7News Spotlight is facing growing backlash for a segment about transgender youths and de-transitioners.
Now a petition urging Channel 7 to remove the 'harmful' episode has gained nearly 50,000 signatures.
The petition was started by non-binary musician Olivia Gavranich, also known by her stage name St. South, who claims that a video of her touting the personal benefits of her mastectomy was used in the segment without her consent.
Ms Gavranich, who uses both female and non-binary pronouns, wrote: 'Within the segment they shared videos and images of transgender and non-binary people without their consent, wrongfully implying that they regret transitioning.
'I was horrified to find one of my post top-surgery videos (expressing how much better my life is because of surgery) included in this segment without my consent.'
She added: 'This is not only unethical but immensely harmful to the trans and gender diverse community.'
Many other transgender creators have come forward to slam the segment, including American TikTok star Levi Ace Day, said in a video, 'I don't regret any part of transitioning.'
Daily Mail Australia has contacted Channel 7 for comment.
Earlier this month, transgender influencer and OnlyFans star Grace Hyland also spoke out.
A photo of Ms Hyland was featured in a promotional video for the Spotlight show investigating 'thousands' of young people who regret changing from male to female or female to male.
The promo's voiceover said 'Children are being told they should change from boy-to-girl, or girl-to-boy, from as young as 12 years old' as pictures of children before and after their transitions are displayed.
Ms Hyland, 20, used her TikTok account to slam Channel 7 for making it seem she now regretted changing gender.
'I transitioned at 13 and I don't regret it at all,' adding that she'd had breast augmentation surgery two days earlier.
'Gender affirming healthcare in Australia needs more funding, it doesn't need this negativity,' she said.
'And even though my face is in this, I don't agree with it, I don't stand for this story, I don't stand for the sensationalism of this whole thing.

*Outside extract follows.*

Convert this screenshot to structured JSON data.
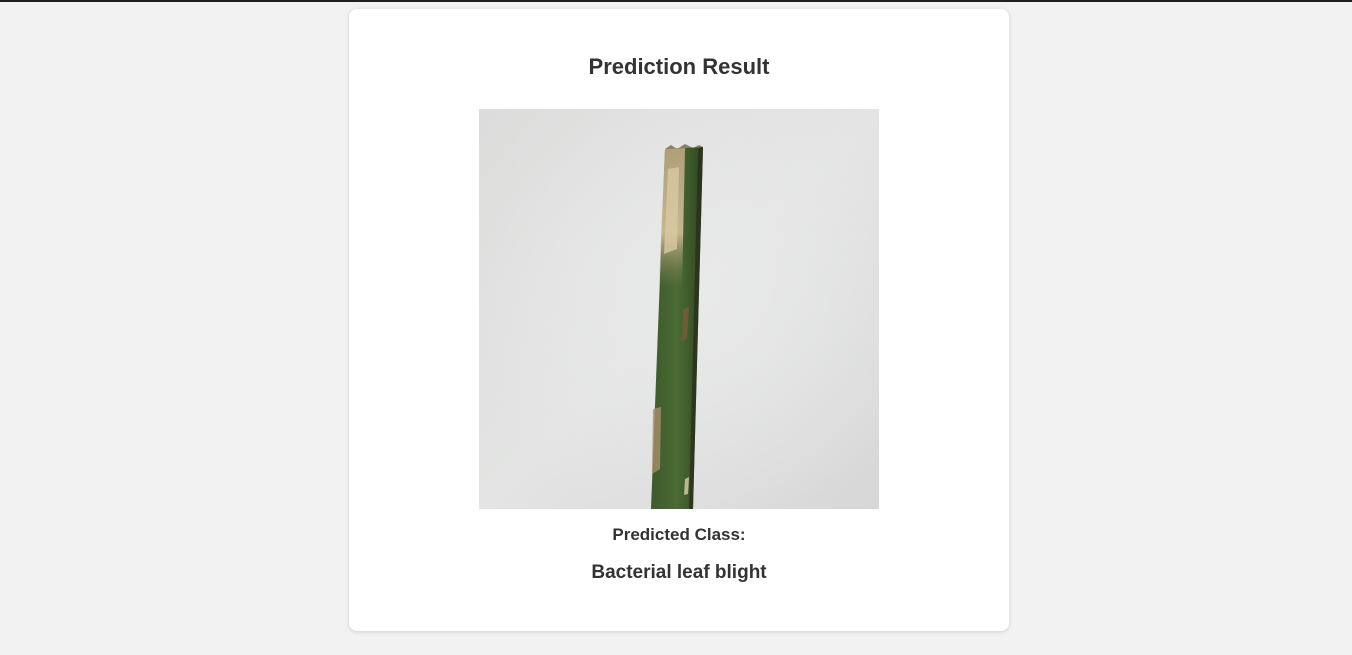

Don't get it twisted Channel 7.'
She wondered if her before and after photos were chosen by Spotlight because her father, Mat Stevenson, used to act in Channel 7 show Home and Away.
'Is it because my dad was on Home and Away on Channel 7 back in the day? Is it because I'm a public figure? Is it because I've publicly defended child transitioning?' she said.
'I mean why would you choose my face? My photos? It makes no sense.'
Ms Hyland started documenting her male-to-female transition on social media since she began identifying as a girl at the age of 12.
Ms Hyland said she knew she was meant to be female as early as the age of 'four or five'.
She consulted doctors, psychologists and experts in the field for a year before commencing any physical treatment.
'I came out at 12 and then I went through a gradual transition until I was 14, to grow my hair out, to get my name change sorted, to sort out my blockers,' she said.
'And then by the time I was 14, I was fully presenting as Grace to the public and at school.'
Channel 7 has since apologised and removed Ms Hyland from all adverts for the show.
'We acknowledge the photo might inadvertently imply that the individual in question regretted their transition,' the network said in a statement.
'As soon as we were made aware the image was removed and the promo replaced. We sincerely apologise for any confusion this may have caused.'
The 7News Spotlight episode also featured an interview with de-transitioner Mel Jeffries, who had her breasts removed to become a man - only to regret the decision and revert back to her biological gender.
Mel Jeffries was born a girl and grew into an unhappy, depressed teenager who, like many teens, was confused about her identity and sexuality.
She thought her life would be better if she transitioned into a male, and lived as a man called Mason from the age of 18.
With testosterone treatment Ms Jeffries had a deeper voice, facial hair, more muscle and weight, but it wasn't enough.
'All my hatred of being a woman was just focused on my chest,' she told Channel 7's Spotlight program - so, aged 26, she had her breasts removed, something she now considers one of the greatest mistakes of her life, as she transitions back to female.
Spotlight claimed there are 'thousands' of vulnerable young Australians who regret changing from male to female or female to male.
Ms Jeffries describes her life as a 'clusterf***' and said she will always carry the scars, physical and mental, of the choices she now regrets.